Saya harus mengakui bahwa aktivitas pelayanan di Jakarta lebih tinggi dibanding sebelumnya. Selain harus berkantor, saya dianugerahi beragam tugas yang harus diselesaikan dalam waktu dekat.  Konon katanya karena saya bukanlah orang baru di ladang ini. Namun secara sadar, saya tetap berupaya untuk tidak tenggelam dalam rutinitas.  Maka menorehkan tulisan di blog menjadi semacam "penolakan" terhadap kekuatan kesibukan yang berpotensi menumpulkaan kepekaan terhadap ke-mahahadir-an Tuhan dalam hidup saya   Dan mungkin karena aktivitas yang padat, maka tulisan yang panjang diperlukan untuk memperkuat efek "penolakan" :)

Kemarin malam, sewaktu rehat sejenak dari belajar mandiri, saya menemukan sebuah tulisan menarik.  Tulisan adalah artikel yang disumbangkan oleh Rev. Albert Ting, mantan rektor Singapore Bible College, kepada beberapa pendeta GKY yang masuk masa emeritasi atau pensiun.  Berdasarkan penelusuran, artikel ini rupanya pernah muncul di situs resmi SBC. Tulisan ini sangat berbicara kepada saya, dan saya yakin ini anugerah Tuhan.  Maka saya ingin mengutipnya di sini dan mencoba untuk menerjemahkannya secara bebas, agar bisa dinikmati oleh kalangan yang lebih luas.  Betul tulisan ini ditujukan bagi para senior saya yang sudah pensiun, dan saya masih jauh dari masa pensiun--kecuali Tuhan yang menghendakinya.  Tapi itulah poin-nya! Saya rindu agar tulisan ini menolong saya dan rekan sejawat saya (bahkan termasuk jemaat) bukan hanya setelah masuk masa pensiun, tetapi di masa-masa menyongsong pensiun, yaitu waktu-waktu sekarang ini.
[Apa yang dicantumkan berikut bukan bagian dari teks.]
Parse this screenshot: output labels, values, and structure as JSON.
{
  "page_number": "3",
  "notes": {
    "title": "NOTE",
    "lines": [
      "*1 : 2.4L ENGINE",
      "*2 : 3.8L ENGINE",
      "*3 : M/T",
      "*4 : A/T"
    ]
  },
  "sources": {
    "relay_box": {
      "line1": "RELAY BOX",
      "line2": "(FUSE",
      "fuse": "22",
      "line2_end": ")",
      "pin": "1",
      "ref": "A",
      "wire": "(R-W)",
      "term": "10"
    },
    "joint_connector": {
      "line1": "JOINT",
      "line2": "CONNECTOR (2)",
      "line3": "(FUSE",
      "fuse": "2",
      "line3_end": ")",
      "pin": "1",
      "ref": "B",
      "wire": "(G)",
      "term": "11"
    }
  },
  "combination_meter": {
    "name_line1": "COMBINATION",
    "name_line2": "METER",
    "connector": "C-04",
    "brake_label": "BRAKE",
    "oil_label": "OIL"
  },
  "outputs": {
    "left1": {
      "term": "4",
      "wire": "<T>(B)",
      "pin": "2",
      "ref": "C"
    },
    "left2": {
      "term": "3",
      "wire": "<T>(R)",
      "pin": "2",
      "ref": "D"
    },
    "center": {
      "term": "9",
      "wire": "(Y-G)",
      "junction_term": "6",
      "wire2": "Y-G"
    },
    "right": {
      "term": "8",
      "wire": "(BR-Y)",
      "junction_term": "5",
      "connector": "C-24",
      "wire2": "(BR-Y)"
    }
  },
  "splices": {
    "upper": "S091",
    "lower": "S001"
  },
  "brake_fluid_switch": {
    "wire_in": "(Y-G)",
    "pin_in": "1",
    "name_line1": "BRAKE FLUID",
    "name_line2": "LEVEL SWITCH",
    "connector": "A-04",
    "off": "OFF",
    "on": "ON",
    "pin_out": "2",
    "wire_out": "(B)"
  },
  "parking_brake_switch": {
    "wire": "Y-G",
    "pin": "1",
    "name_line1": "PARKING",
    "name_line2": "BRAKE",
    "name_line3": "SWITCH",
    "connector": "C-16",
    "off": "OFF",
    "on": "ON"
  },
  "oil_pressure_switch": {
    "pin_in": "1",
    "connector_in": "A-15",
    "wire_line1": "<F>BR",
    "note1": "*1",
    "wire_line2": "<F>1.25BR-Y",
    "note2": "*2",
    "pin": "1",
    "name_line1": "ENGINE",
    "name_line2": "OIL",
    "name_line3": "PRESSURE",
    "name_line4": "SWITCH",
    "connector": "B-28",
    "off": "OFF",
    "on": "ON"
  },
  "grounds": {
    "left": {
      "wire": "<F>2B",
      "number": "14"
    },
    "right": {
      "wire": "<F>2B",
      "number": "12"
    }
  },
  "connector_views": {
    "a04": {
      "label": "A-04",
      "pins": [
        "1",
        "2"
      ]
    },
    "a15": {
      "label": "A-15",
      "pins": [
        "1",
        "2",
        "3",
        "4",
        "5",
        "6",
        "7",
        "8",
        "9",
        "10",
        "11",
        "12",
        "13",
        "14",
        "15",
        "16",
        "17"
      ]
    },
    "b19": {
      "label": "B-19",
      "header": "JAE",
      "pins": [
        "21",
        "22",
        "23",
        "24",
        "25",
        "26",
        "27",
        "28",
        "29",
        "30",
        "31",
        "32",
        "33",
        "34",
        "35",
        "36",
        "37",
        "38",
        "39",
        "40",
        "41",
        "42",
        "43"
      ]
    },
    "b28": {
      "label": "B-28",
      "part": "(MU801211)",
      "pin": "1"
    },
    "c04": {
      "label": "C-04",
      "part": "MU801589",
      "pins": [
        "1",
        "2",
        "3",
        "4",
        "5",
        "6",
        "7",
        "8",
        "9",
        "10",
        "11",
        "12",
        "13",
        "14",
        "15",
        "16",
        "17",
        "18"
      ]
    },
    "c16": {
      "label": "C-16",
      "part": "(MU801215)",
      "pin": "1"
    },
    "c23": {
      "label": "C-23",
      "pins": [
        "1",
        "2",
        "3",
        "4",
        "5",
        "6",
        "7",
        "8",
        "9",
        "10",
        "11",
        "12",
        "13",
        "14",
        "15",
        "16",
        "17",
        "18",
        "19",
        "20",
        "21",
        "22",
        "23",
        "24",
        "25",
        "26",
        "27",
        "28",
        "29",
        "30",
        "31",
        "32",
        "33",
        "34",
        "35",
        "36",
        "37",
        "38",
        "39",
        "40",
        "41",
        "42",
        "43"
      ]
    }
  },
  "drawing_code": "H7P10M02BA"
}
I could be stereotyping. I might be outdated. I most likely am over the hill. But please, give me some old-fashioned servants of God.
I agree with Thomas Friedman that "The World is Flat" and Jim Collins that we need to move "From Good to Great." While Jack Welch expounds on "Winning" and church growth experts churn out more techniques and how-to seminars, I still want my “old-fashioned” ministers of the Gospel!
Yes, you are exposed to the amazing power of information technology. All that you need are at your fingertips. A quick browse on the internet will take you to the latest development, images, and happenings around the world. Your problem is information overload to the point of indigestion and confusion. You have more duplication, less creativity. You have less time to understand, much less to reflect or analyze.
Yes, it is a globalized world. There will be more choices for you to consider for your future ministry. “The world is my field” is at its truest sense today! But will you be able to have the staying power and long-term commitment for a lasting ministry? Can the people count on you to be there for them when the going gets tough?
Yes, modern transportation will take you anywhere at an increasingly affordable price. But do you know where you are going? I mean, are you at the right place where God wants you to be? Does it matter? Do you care if it is God’s will or do you care more about your paycheck and comfort?
Yes, it matters today to dress smart, think big, and talk positive. Image is everything and look is more important than substance.
Strategic planning and vision casting do make a difference in setting a clear path. Leadership and management do make things less complicated and causes change for the better. But is the Holy Spirit consulted? Are you becoming orators without conviction, preachers who are too relevant to be challenging in your message?
Like the rain forests in the Amazon delta giving way to development and expansion, the “old-fashioned” servants are diminishing at an alarming rate! Rare today are servants who whine less and do more, who clean up their own mess and own their responsibilities, who focus less on finding excuses and more on solving problems, who don’t mind the work but mind being abandoned by God.
They are not calculative; so expect them to be poor in mathematics. They have every intention to stay in the ministry for the long haul; so expect them to be, shall I say, not very efficient.
They stress faithfulness above success, fearing God above fearing man, integrity above attention, character above competence. So expect them to spend long hours in God’s Word and prayer.
How I miss those “old-fashioned” servants of God! As you move on, carry and develop some of the “old-fashioned” ways. It will not tarnish your image. It will only add value to your ministry. (Add value? I thought we are talking about being “old-fashioned”!)
(terjemahan)
Saya mungkin berpikir terlalu sederhana.  Saya mungkin ketinggalan zaman.  Tampaknya saya sudah menua.  Tapi tolong, berikan saya beberapa pelayan Tuhan yang “jadul.”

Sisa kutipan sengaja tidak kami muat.